Welcome to Better Europe’s weekly update on EU Affairs.
CUTTING THROUGH RED TAPE, OR JUST CUTTING TREES?
Just months before the EU Deforestation Regulation (EUDR) takes effect, conservative MEPs are already pushing to prune it. Earlier this week, the Parliament’s environment committee backed an EPP-led resolution calling for a new “negligible risk” country category, designed to spare most EU countries from the regulation’s strict controls. The non-binding text, passed with the help of far-right groups, urges the Commission to rethink its risk classification, currently based on 2020 data. But critics say the move reeks of political convenience. “Hypocritical,” said Green MEP Thomas Waitz, noting that the same parties had fought hard against a forest monitoring law that would have provided more up-to-date data in the first place. The Commission says a revision of the risk list is planned for 2025, once fresh global forest data becomes available. Until then, the EUDR is set to kick in on 30 December, with a six-month grace period for SMEs. In other words: the EUDR hasn’t even sprouted yet, but some in Parliament are already reaching for the axe.
FLEET OF OMNIBUSES ARRIVES IN COPENHAGEN
Next week, the Poles will hand the Council Presidency baton over to the Danes. And by all means, their hands will be full. Under their chosen slogan “A strong Europe in a changing world’, Copenhagen aims to ‘work for a secure Europe as well as a competitive and green Europe’. But their time leading the EU will be dominated by a fleet of deregulating omnibuses disguised as simplification, unfinished proposals, and the post-2027 agriculture and broader EU budget. The notorious Omnibus I, aside from the easily agreed CBAM part, will have to be trilogued, along with the EPP-induced Green Claims Directive drama (see below), and the decades-old revamp of pharmaceutical rules. The to-do list continues, with the EU’s 2035 and 2040 climate targets, finding ways to fund the newly agreed 5% defense spending, and the looming 9 July deadline for Trump’s return to 50% “reciprocal tariffs” on European goods. Danish Prime Minister Frederiksen will also have the opportunity to put her hard-line migration stance to the test with the Commission’s proposed Common European System for Returns.

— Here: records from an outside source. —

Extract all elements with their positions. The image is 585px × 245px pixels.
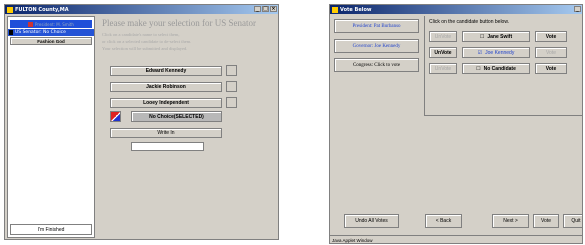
- candidate-looey-independent[interactable]: Looey Independent: [110, 98, 222, 108]
- sidebar-item-fashion[interactable]: Fashion God: [10, 37, 92, 45]
- sidebar-item-president[interactable]: President: M. Smith: [10, 20, 92, 28]
- page-title: Please make your selection for US Senato…: [102, 18, 256, 28]
- vote-button-2[interactable]: Vote: [535, 47, 567, 58]
- sidebar-item-senator[interactable]: US Senator: No Choice: [8, 29, 94, 36]
- unvote-button-3[interactable]: UnVote: [429, 63, 457, 74]
- write-in-button[interactable]: Write In: [110, 128, 222, 138]
- unvote-button-2[interactable]: UnVote: [429, 47, 457, 58]
- left-window-title: FULTON County,MA: [15, 6, 69, 13]
- minimize-icon[interactable]: _: [254, 6, 261, 12]
- undo-all-votes-button[interactable]: Undo All Votes: [344, 214, 399, 228]
- instruction-1: Click on a candidate's name to select th…: [102, 32, 180, 37]
- vote-button-1[interactable]: Vote: [535, 31, 567, 42]
- candidate-jane-swift[interactable]: ☐ Jane Swift: [462, 31, 530, 42]
- write-in-input[interactable]: [131, 142, 204, 151]
- unchecked-icon: ☐: [479, 33, 485, 40]
- vote-button-3[interactable]: Vote: [535, 63, 567, 74]
- status-text: Java Applet Window: [332, 238, 373, 243]
- race-president[interactable]: President: Pat Burbanso: [334, 19, 419, 33]
- maximize-icon[interactable]: □: [262, 6, 269, 12]
- left-title-bar: FULTON County,MA _ □ ×: [5, 5, 278, 14]
- race-governor[interactable]: Governor: Joe Kennedy: [334, 39, 419, 53]
- candidate-jackie-robinson[interactable]: Jackie Robinson: [110, 82, 222, 92]
- applet-icon: [332, 6, 338, 13]
- candidate-joe-kennedy[interactable]: ☑ Joe Kennedy: [462, 47, 530, 58]
- right-window-controls: _: [574, 6, 581, 12]
- status-bar: Java Applet Window: [330, 235, 582, 243]
- candidate-checkbox-2[interactable]: [226, 81, 237, 92]
- quit-button[interactable]: Quit: [563, 214, 582, 228]
- unvote-button-1[interactable]: UnVote: [429, 31, 457, 42]
- candidate-no-candidate[interactable]: ☐ No Candidate: [462, 63, 530, 74]
- candidate-checkbox-1[interactable]: [226, 65, 237, 76]
- selected-flag-icon: [110, 111, 121, 122]
- vote-button[interactable]: Vote: [533, 214, 559, 228]
- sidebar: President: M. Smith US Senator: No Choic…: [7, 16, 95, 238]
- candidate-checkbox-3[interactable]: [226, 97, 237, 108]
- right-title-bar: Vote Below _: [330, 5, 582, 14]
- right-window-title: Vote Below: [340, 6, 372, 13]
- right-window: Vote Below _ President: Pat Burbanso Gov…: [329, 4, 583, 244]
- app-icon: [7, 6, 13, 13]
- arrow-icon: [9, 30, 13, 35]
- next-button[interactable]: Next >: [492, 214, 529, 228]
- vote-panel: Click on the candidate button below. UnV…: [424, 16, 582, 116]
- unchecked-icon: ☐: [476, 65, 481, 72]
- instruction-2: or click on a selected candidate to de-s…: [102, 39, 192, 44]
- checked-icon: ☑: [477, 49, 483, 56]
- candidate-edward-kennedy[interactable]: Edward Kennedy: [110, 66, 222, 76]
- race-congress[interactable]: Congress: Click to vote: [334, 58, 419, 72]
- back-button[interactable]: < Back: [425, 214, 462, 228]
- minimize-icon[interactable]: _: [574, 6, 581, 12]
- finish-button[interactable]: I'm Finished: [10, 224, 92, 235]
- vote-instruction: Click on the candidate button below.: [429, 19, 510, 25]
- window-controls: _ □ ×: [254, 6, 277, 12]
- left-window: FULTON County,MA _ □ × President: M. Smi…: [4, 4, 279, 240]
- instruction-3: Your selection will be submitted and dis…: [102, 46, 188, 51]
- close-icon[interactable]: ×: [270, 6, 277, 12]
- no-choice-button[interactable]: No Choice(SELECTED): [131, 111, 222, 122]
- flag-icon: [28, 21, 34, 27]
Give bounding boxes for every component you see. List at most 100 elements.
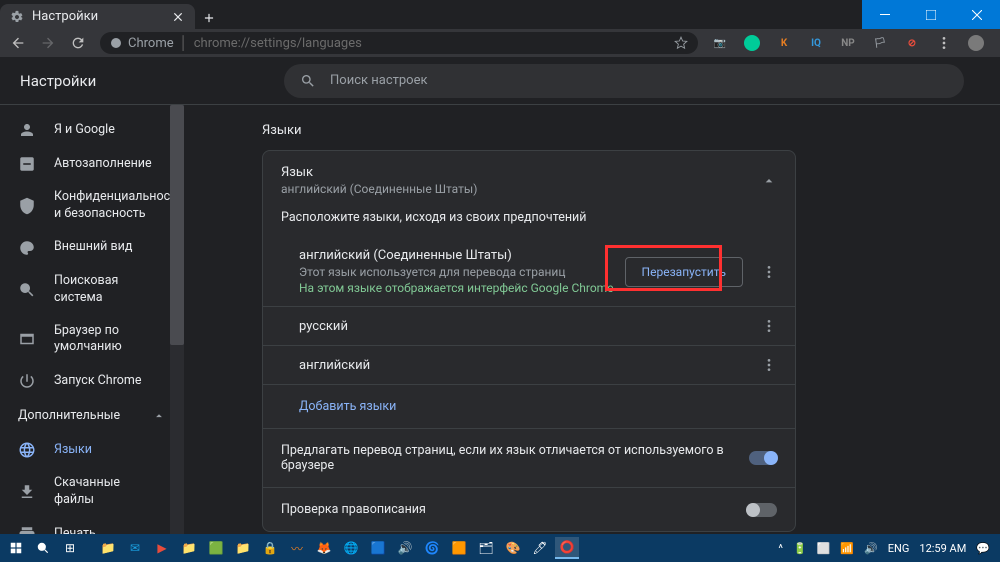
- sidebar-group-advanced[interactable]: Дополнительные: [0, 398, 184, 433]
- spellcheck-label: Проверка правописания: [281, 502, 426, 517]
- translate-offer-row: Предлагать перевод страниц, если их язык…: [263, 428, 795, 487]
- add-languages-link[interactable]: Добавить языки: [263, 384, 795, 428]
- more-icon[interactable]: [761, 357, 777, 373]
- relaunch-button[interactable]: Перезапустить: [625, 257, 743, 287]
- ext-np-icon[interactable]: NP: [840, 35, 856, 51]
- start-button[interactable]: [4, 537, 28, 559]
- back-button[interactable]: [10, 35, 26, 51]
- reload-button[interactable]: [70, 35, 86, 51]
- sidebar-item-autofill[interactable]: Автозаполнение: [0, 147, 166, 181]
- chrome-icon: [110, 37, 122, 49]
- taskbar-chrome[interactable]: ⭕: [555, 537, 579, 559]
- language-name: английский: [299, 358, 753, 373]
- sidebar-item-you-and-google[interactable]: Я и Google: [0, 113, 166, 147]
- taskbar-app[interactable]: 🎨: [501, 537, 525, 559]
- tray-language[interactable]: ENG: [888, 542, 910, 555]
- taskbar-app[interactable]: ✉: [123, 537, 147, 559]
- address-bar: Chrome│chrome://settings/languages 📷 K I…: [0, 29, 1000, 57]
- taskbar-app[interactable]: 🌀: [420, 537, 444, 559]
- tray-bluetooth-icon[interactable]: ⬜: [817, 542, 831, 555]
- overflow-icon[interactable]: [936, 35, 952, 51]
- taskbar-app[interactable]: 📁: [96, 537, 120, 559]
- page-title: Настройки: [20, 72, 264, 90]
- sidebar-item-on-startup[interactable]: Запуск Chrome: [0, 364, 166, 398]
- search-input[interactable]: Поиск настроек: [284, 64, 964, 98]
- language-header-title: Язык: [281, 165, 477, 180]
- tray-chevron-icon[interactable]: ^: [778, 542, 783, 555]
- taskbar-app[interactable]: 🟦: [366, 537, 390, 559]
- sidebar: Я и Google Автозаполнение Конфиденциальн…: [0, 105, 184, 562]
- taskbar-app[interactable]: 🟧: [447, 537, 471, 559]
- settings-header: Настройки Поиск настроек: [0, 57, 1000, 105]
- close-icon[interactable]: [171, 10, 185, 24]
- sidebar-item-appearance[interactable]: Внешний вид: [0, 231, 166, 265]
- main-area: Я и Google Автозаполнение Конфиденциальн…: [0, 105, 1000, 562]
- url-text: Chrome│chrome://settings/languages: [128, 35, 362, 51]
- minimize-button[interactable]: [862, 0, 908, 29]
- content-area: Языки Язык английский (Соединенные Штаты…: [184, 105, 1000, 562]
- spellcheck-row: Проверка правописания: [263, 487, 795, 531]
- ext-flag-icon[interactable]: 🏳: [872, 35, 888, 51]
- translate-offer-label: Предлагать перевод страниц, если их язык…: [281, 443, 749, 473]
- sidebar-item-default-browser[interactable]: Браузер по умолчанию: [0, 315, 166, 365]
- language-note: На этом языке отображается интерфейс Goo…: [299, 281, 625, 295]
- taskbar-app[interactable]: 🌐: [339, 537, 363, 559]
- ext-camera-icon[interactable]: 📷: [712, 35, 728, 51]
- tab-title: Настройки: [32, 9, 98, 24]
- taskbar-app[interactable]: 📁: [231, 537, 255, 559]
- url-box[interactable]: Chrome│chrome://settings/languages: [100, 32, 698, 54]
- forward-button[interactable]: [40, 35, 56, 51]
- sidebar-item-search-engine[interactable]: Поисковая система: [0, 265, 166, 315]
- taskbar-app[interactable]: 〰: [285, 537, 309, 559]
- windows-taskbar: ⊞ 📁 ✉ ▶ 📁 🟩 📁 🔒 〰 🦊 🌐 🟦 🔊 🌀 🟧 🗂 🎨 🖊 ⭕ ^ …: [0, 534, 1000, 562]
- sidebar-item-languages[interactable]: Языки: [0, 433, 166, 467]
- window-controls: [862, 0, 1000, 29]
- taskbar-app[interactable]: 🔊: [393, 537, 417, 559]
- spellcheck-toggle[interactable]: [747, 503, 777, 517]
- taskbar-app[interactable]: 🔒: [258, 537, 282, 559]
- search-button[interactable]: [31, 537, 55, 559]
- ext-k-icon[interactable]: K: [776, 35, 792, 51]
- sidebar-item-downloads[interactable]: Скачанные файлы: [0, 467, 166, 517]
- profile-avatar[interactable]: [968, 35, 984, 51]
- language-header-subtitle: английский (Соединенные Штаты): [281, 182, 477, 196]
- translate-toggle[interactable]: [749, 451, 777, 465]
- taskbar-app[interactable]: ▶: [150, 537, 174, 559]
- window-titlebar: Настройки: [0, 0, 1000, 29]
- task-view-button[interactable]: ⊞: [58, 537, 82, 559]
- taskbar-app[interactable]: 🖊: [528, 537, 552, 559]
- chevron-up-icon: [761, 173, 777, 189]
- language-row: английский: [263, 345, 795, 384]
- tray-notifications-icon[interactable]: 💬: [976, 542, 990, 555]
- close-window-button[interactable]: [954, 0, 1000, 29]
- language-expand-row[interactable]: Язык английский (Соединенные Штаты): [263, 151, 795, 210]
- taskbar-app[interactable]: 🟩: [204, 537, 228, 559]
- ext-iq-icon[interactable]: IQ: [808, 35, 824, 51]
- browser-tab[interactable]: Настройки: [0, 4, 195, 29]
- more-icon[interactable]: [761, 318, 777, 334]
- ext-green-icon[interactable]: [744, 35, 760, 51]
- tray-clock[interactable]: 12:59 AM: [919, 542, 966, 555]
- sidebar-scrollbar[interactable]: [170, 105, 184, 562]
- bookmark-icon[interactable]: [674, 36, 688, 50]
- ext-block-icon[interactable]: ⊘: [904, 35, 920, 51]
- sidebar-item-privacy[interactable]: Конфиденциальность и безопасность: [0, 181, 166, 231]
- tray-battery-icon[interactable]: 🔋: [793, 542, 807, 555]
- gear-icon: [10, 10, 24, 24]
- languages-card: Язык английский (Соединенные Штаты) Расп…: [262, 150, 796, 532]
- system-tray: ^ 🔋 ⬜ 📶 🔊 ENG 12:59 AM 💬: [778, 542, 996, 555]
- new-tab-button[interactable]: [195, 6, 223, 29]
- maximize-button[interactable]: [908, 0, 954, 29]
- search-icon: [300, 73, 316, 89]
- search-placeholder: Поиск настроек: [330, 73, 428, 88]
- language-row-primary: английский (Соединенные Штаты) Этот язык…: [263, 237, 795, 306]
- more-icon[interactable]: [761, 264, 777, 280]
- taskbar-app[interactable]: 🦊: [312, 537, 336, 559]
- tray-wifi-icon[interactable]: 📶: [840, 542, 854, 555]
- language-order-desc: Расположите языки, исходя из своих предп…: [263, 210, 795, 237]
- language-row: русский: [263, 306, 795, 345]
- taskbar-app[interactable]: 📁: [177, 537, 201, 559]
- taskbar-app[interactable]: 🗂: [474, 537, 498, 559]
- tray-volume-icon[interactable]: 🔊: [864, 542, 878, 555]
- language-name: английский (Соединенные Штаты): [299, 248, 625, 263]
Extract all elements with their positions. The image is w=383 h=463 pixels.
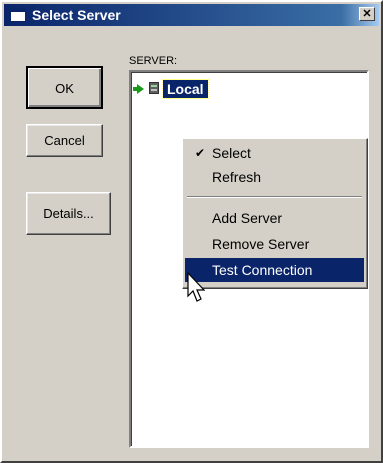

EPP THROWS TANTRUM OVER GREEN CLAIMS LAW
EU decision-making is special because the European Parliament is the only one in Europe that has no right of initiative, at least that is what we tell EU law students. Instead, this right is executed by the Commission, who are supposed to let go of their baby once they have put forward their proposal. In practise, the Commission defends its ideas in Parliament committee meetings and in Council working party meetings, and then shows its card when it is tasked to help draft an honest compromise between the two other institutions in the infamous trilogues (tri for three!). However, it’s uncommon for the Berlaymont-based institution to threaten to withdraw a proposal in case the other institutions would consider going in a direction of travel that does not suit the Commission. It might be a right that the Commission formally has, is not really not commonly used. The Commission typically withdraws proposals when they were foolish in the first place (labels on olive oil jars in restaurants), when they are completely obsolete due to changes in technology (power consumption of fax machines), or when they have been in the inter-institutional freezer for years (several taxation files). But not on the eve of the potentially final trilogue. Yet this kind of tantrum is exactly what the Commission threw on the Green Claims Directive last week, threatening to hit the nuke button on their proposal if the co-legislators would drag micro enterprises into the scope. Other political groups protested against the next level EPP power-play, but it seems the party controlling all three Houses is now ready to throw away checks and balances in European politics just to get what it wants.